Milano, indagata una 20enne: avrebbe spinto una 12enne ad atti di autolesionismo

Milano, indagata una 20enne: avrebbe spinto una 12enne ad atti di autolesionismo

La ragazza, secondo la procura, avrebbe convinto una ragazzina di 12 anni a procurarsi alcuni taglie le avrebbe chiesto poi di inviarle alcune foto via Instagram.

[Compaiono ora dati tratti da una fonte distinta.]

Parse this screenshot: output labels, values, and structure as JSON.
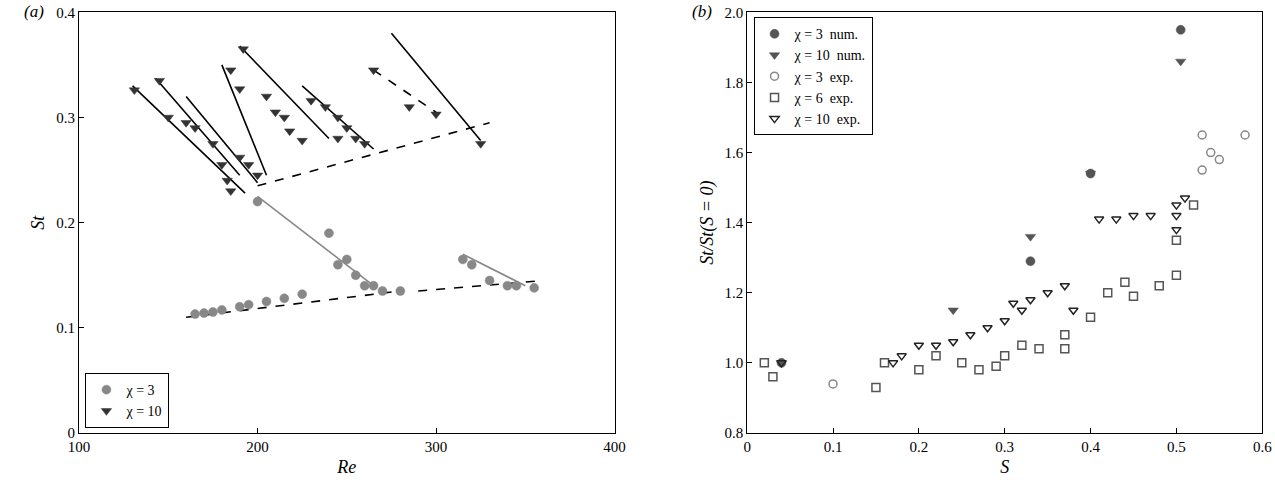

La prima persona indagata in Italia nell'ambito dei fascicoli aperti nelle ultime settimane dopo le denunce e le segnalazioni sul fenomeno Blue Whale è una ragazza milanese di 20 anni. Non si sa ancora se dietro all'episodio si possa celare il "Blue whale", il cosiddetto gioco del suicidio salito agli onori delle cronache negli scorsi mesi dopo un servizio di denuncia del programma tv "Le Iene". Il notebook e il telefono dell'indagata e il telefono della vittima sono stati sequestrati.

Gli inquirenti hanno sequestrato il pc e il cellulare della 20enne e mercoledì la polizia postale eseguirà alcuni accertamenti tecnici irripetibili per verificare se i messaggi pericolosi siano stati inviati proprio dal lei.